BUILDING THE FOOTPRINT
Logisticians in the Africa Command are responsible for the military's humanitarian effort in response to Ebola. They are working
on establishing 12 Ebola treatment units, spread around Liberia, each with a 100-bed capacity. The units will be turned over to
the local governments and staffed by local and international health care providers, not by military personnel. The first treatment
unit went operational at the end of October, and the rest are coming on line in the following weeks. Operation United Assistance
personnel have established a training facility for health care workers near Monrovia, as well as an intermediate staging base in
Senegal.
They have also set up two mobile laboratories, which are able to turn samples around within 24 hours. An air bridge has been set up in Senegal to help logistics flow because some areas have no roads and many of the roads that do exist are inundated with mud. U.S. military V-22 Osprey tilt rotor aircraft are helping speed the delivery of resources, supplies, and personnel to some of these very remote areas.
Additionally, a 25-bed hospital dedicated to treating health care workers who become infected with Ebola is up and running, fully operational, and staffed by volunteers from the U.S. Public Health Service.
Military personnel who serve in the Ebola-stricken areas of West Africa will also face a 21-day quarantine, a measure approved by Defense Secretary Chuck Hagel at the request of the Joint Chiefs of Staff, according to news reports.
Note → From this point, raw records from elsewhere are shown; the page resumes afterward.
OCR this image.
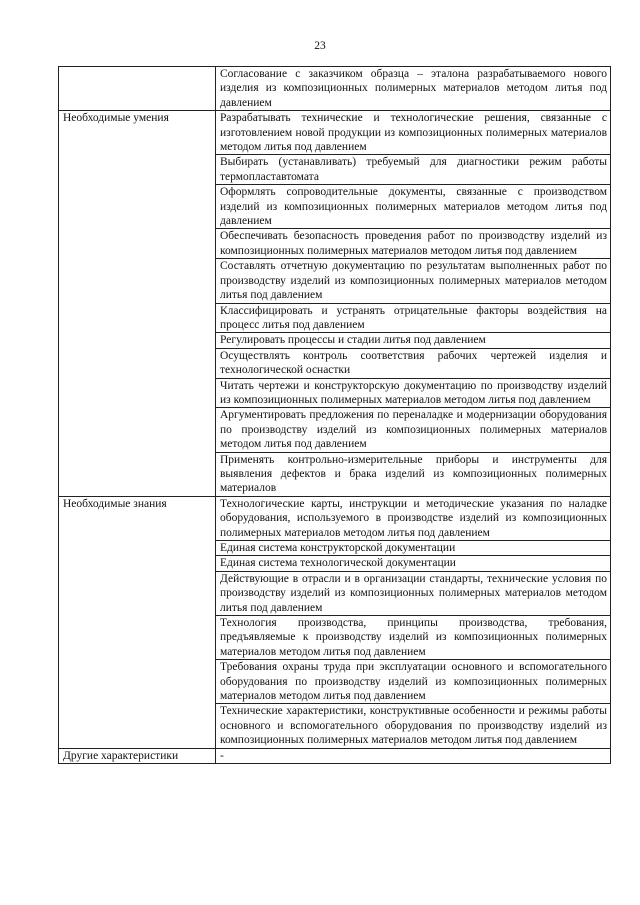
23
	Согласование с заказчиком образца – эталона разрабатываемого нового изделия из композиционных полимерных материалов методом литья под давлением
Необходимые умения	Разрабатывать технические и технологические решения, связанные с изготовлением новой продукции из композиционных полимерных материалов методом литья под давлением
	Выбирать (устанавливать) требуемый для диагностики режим работы термопластавтомата
	Оформлять сопроводительные документы, связанные с производством изделий из композиционных полимерных материалов методом литья под давлением
	Обеспечивать безопасность проведения работ по производству изделий из композиционных полимерных материалов методом литья под давлением
	Составлять отчетную документацию по результатам выполненных работ по производству изделий из композиционных полимерных материалов методом литья под давлением
	Классифицировать и устранять отрицательные факторы воздействия на процесс литья под давлением
	Регулировать процессы и стадии литья под давлением
	Осуществлять контроль соответствия рабочих чертежей изделия и технологической оснастки
	Читать чертежи и конструкторскую документацию по производству изделий из композиционных полимерных материалов методом литья под давлением
	Аргументировать предложения по переналадке и модернизации оборудования по производству изделий из композиционных полимерных материалов методом литья под давлением
	Применять контрольно-измерительные приборы и инструменты для выявления дефектов и брака изделий из композиционных полимерных материалов
Необходимые знания	Технологические карты, инструкции и методические указания по наладке оборудования, используемого в производстве изделий из композиционных полимерных материалов методом литья под давлением
	Единая система конструкторской документации
	Единая система технологической документации
	Действующие в отрасли и в организации стандарты, технические условия по производству изделий из композиционных полимерных материалов методом литья под давлением
	Технология производства, принципы производства, требования, предъявляемые к производству изделий из композиционных полимерных материалов методом литья под давлением
	Требования охраны труда при эксплуатации основного и вспомогательного оборудования по производству изделий из композиционных полимерных материалов методом литья под давлением
	Технические характеристики, конструктивные особенности и режимы работы основного и вспомогательного оборудования по производству изделий из композиционных полимерных материалов методом литья под давлением
Другие характеристики	-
In addition, the Pentagon is preparing for the possibility of an Ebola outbreak in the United States, according to the military news publication Stars and Stripes. The preparations include the formation of a 30-person team that could operate inside the United States to provide military support to civilian authorities. "We do the same thing when there are forest fires," Pentagon Spokesman Col. Steve Warren told Stars and Stripes, "and obviously there are firemen who are capable of fighting forest fires. Same situation here—this is planning, this is creating a team who if requested...can support a specific location."